За столом Лионгина снова ощутила ее ледяной, пронизывающий взгляд. Не ожидая, пока этот взгляд заставит оцепенеть, отодвинулась в сторонку, как от маячащего перед глазами предмета. Она была уже не одна, хотя не осмеливалась положить руку на руку Алоизаса или каким-то иным способом обнаружить свою принадлежность человеку, чьи глаза похожи на глаза сестры.

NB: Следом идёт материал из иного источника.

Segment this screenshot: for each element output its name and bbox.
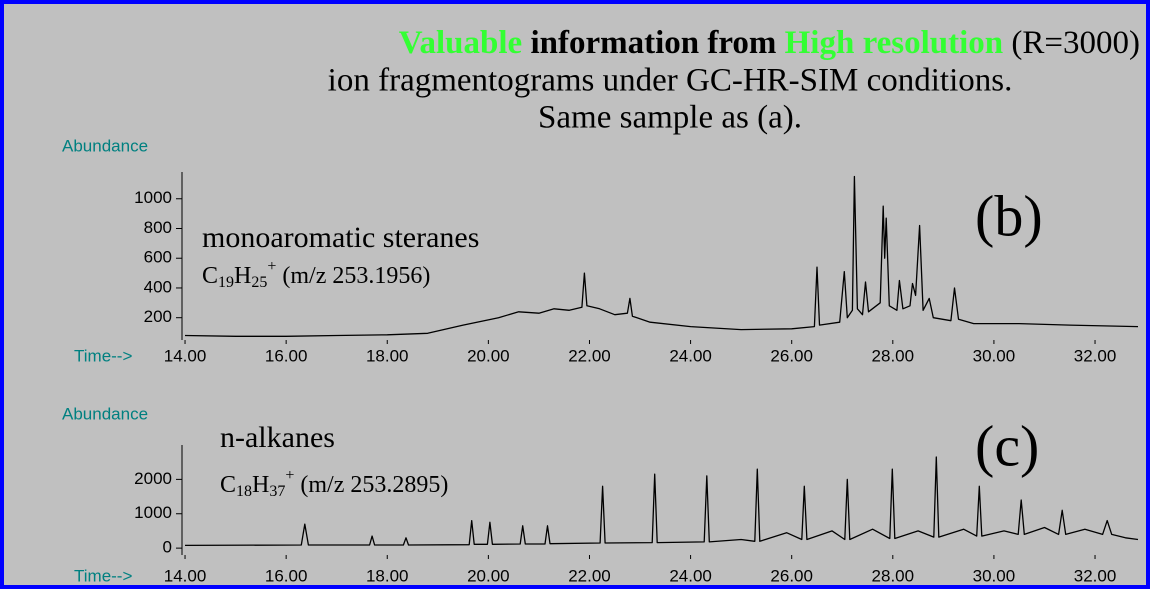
y-tick-label: 2000 — [134, 469, 172, 488]
y-tick-label: 1000 — [134, 188, 172, 207]
x-tick-label: 14.00 — [164, 346, 207, 365]
y-tick-label: 600 — [144, 248, 172, 267]
title-part: (R=3000) — [1003, 25, 1140, 61]
x-tick-label: 32.00 — [1074, 346, 1117, 365]
formula-part: 18 — [236, 483, 252, 500]
formula-part: 19 — [218, 274, 234, 291]
title-part: information from — [522, 25, 784, 61]
formula-part: C — [202, 263, 218, 289]
trace — [184, 175, 1139, 337]
formula-part: H — [234, 263, 251, 289]
formula-part: C — [220, 472, 236, 498]
y-tick-label: 200 — [144, 307, 172, 326]
subtitle: Same sample as (a). — [538, 100, 802, 136]
x-tick-label: 18.00 — [366, 566, 409, 585]
compound: n-alkanes — [220, 421, 335, 454]
title-part: High resolution — [785, 25, 1004, 61]
y-tick-label: 0 — [163, 538, 172, 557]
panel-label: (c) — [975, 413, 1039, 478]
compound: monoaromatic steranes — [202, 221, 479, 254]
title-part: Valuable — [399, 25, 523, 61]
x-tick-label: 26.00 — [770, 566, 813, 585]
formula-part: + — [285, 467, 294, 484]
x-tick-label: 16.00 — [265, 346, 308, 365]
y-tick-label: 800 — [144, 218, 172, 237]
title: Valuable information from High resolutio… — [399, 25, 1140, 61]
x-tick-label: 28.00 — [872, 566, 915, 585]
x-tick-label: 24.00 — [669, 566, 712, 585]
x-tick-label: 32.00 — [1074, 566, 1117, 585]
subtitle: ion fragmentograms under GC-HR-SIM condi… — [328, 63, 1013, 99]
trace — [184, 456, 1139, 547]
y-axis-label: Abundance — [62, 404, 148, 423]
formula-part: (m/z 253.2895) — [294, 472, 448, 498]
formula: C19H25+ (m/z 253.1956) — [202, 258, 430, 291]
x-tick-label: 30.00 — [973, 566, 1016, 585]
panel-label: (b) — [975, 183, 1043, 248]
x-axis-label: Time--> — [74, 346, 132, 365]
x-tick-label: 18.00 — [366, 346, 409, 365]
x-tick-label: 14.00 — [164, 566, 207, 585]
x-tick-label: 24.00 — [669, 346, 712, 365]
x-tick-label: 22.00 — [568, 346, 611, 365]
formula: C18H37+ (m/z 253.2895) — [220, 467, 448, 500]
y-axis-label: Abundance — [62, 136, 148, 155]
x-tick-label: 16.00 — [265, 566, 308, 585]
y-tick-label: 400 — [144, 277, 172, 296]
x-axis-label: Time--> — [74, 566, 132, 585]
y-tick-label: 1000 — [134, 503, 172, 522]
formula-part: 37 — [269, 483, 285, 500]
x-tick-label: 20.00 — [467, 346, 510, 365]
formula-part: 25 — [251, 274, 267, 291]
x-tick-label: 28.00 — [872, 346, 915, 365]
formula-part: + — [267, 258, 276, 275]
formula-part: H — [252, 472, 269, 498]
x-tick-label: 26.00 — [770, 346, 813, 365]
x-tick-label: 22.00 — [568, 566, 611, 585]
x-tick-label: 20.00 — [467, 566, 510, 585]
formula-part: (m/z 253.1956) — [276, 263, 430, 289]
x-tick-label: 30.00 — [973, 346, 1016, 365]
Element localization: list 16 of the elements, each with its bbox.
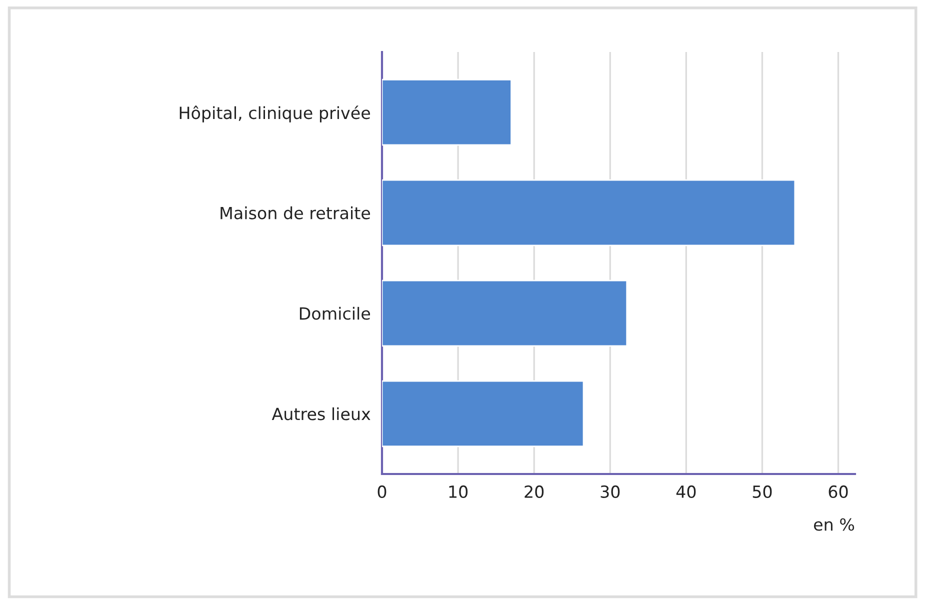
x-tick-label: 60	[828, 485, 848, 498]
x-tick-label: 30	[600, 485, 620, 498]
x-tick-label: 40	[676, 485, 696, 498]
y-tick-label: Hôpital, clinique privée	[180, 106, 370, 122]
x-tick-label: 0	[378, 485, 386, 498]
y-tick-label: Autres lieux	[272, 407, 370, 420]
x-tick-label: 20	[524, 485, 544, 498]
x-axis-title: en %	[814, 518, 854, 531]
bar	[382, 179, 796, 246]
x-tick-label: 50	[752, 485, 772, 498]
bar	[382, 380, 584, 448]
x-tick-label: 10	[449, 485, 468, 498]
bar	[382, 78, 512, 146]
bar	[382, 280, 628, 347]
y-tick-label: Domicile	[300, 306, 370, 320]
y-tick-label: Maison de retraite	[220, 206, 370, 220]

— Вина, я вижу, ты не уважаешь? — Гертруда поднесла к губам хрустальный бокал.
— Не знаю. — Лионгина выпила свой до дна и осторожно опустила на стол, чтоб не разбить тяжелого, дорогого бокала.
— Не спеши, ты еще многого не знаешь. — В отчетливом голосе Гертруды послышалась более сердечная нота.
— Я не избалована, — сказала Лионгина громко, пьянея от вина и маленькой своей победы.
— Как же ты представляешь себе семейную жизнь, девочка? — Гертруда отважно боролась со своим поражением. Она многое потеряла, стоило этой девочке заговорить своим красивым низким голоском, и не ведала, что приобретет взамен.
— А никак, — честно призналась Лионгина.
— Боже, и с таким багажом отправляешься к ал… то есть в загс!
Алоизас тем временем окутывал себя ароматным дымом. Курение — целый ритуал, чуть ли не эстетическое переживание, так объявил он ей, еще ничего не рассказав о себе. Не станет он защищать ее, когда в пальцах дымит трубка. А может, нарочно позволяет пилить тупым ножом, чтобы была послушнее?
Лионгина молчала. Слезой выдала бы себя — печальное самоуважение одинокого существа. Точнее — остатки самоуважения, потому что ощущала себя недостойной Алоизаса, чуть ли не коварно втершейся в его жизнь. Ну чего роется она во мне своим стеклянным взглядом? Ах, если бы я любила… И если бы меня хоть чуточку любили!
— Будем надеяться на лучшее. Слова — серебро, молчание — золото. Не так ли говорят в народе? — Гертруда спохватилась, что слишком строго экзаменует. — Может, хочешь посмотреть мое хозяйство, пока Алоизас тут дымит?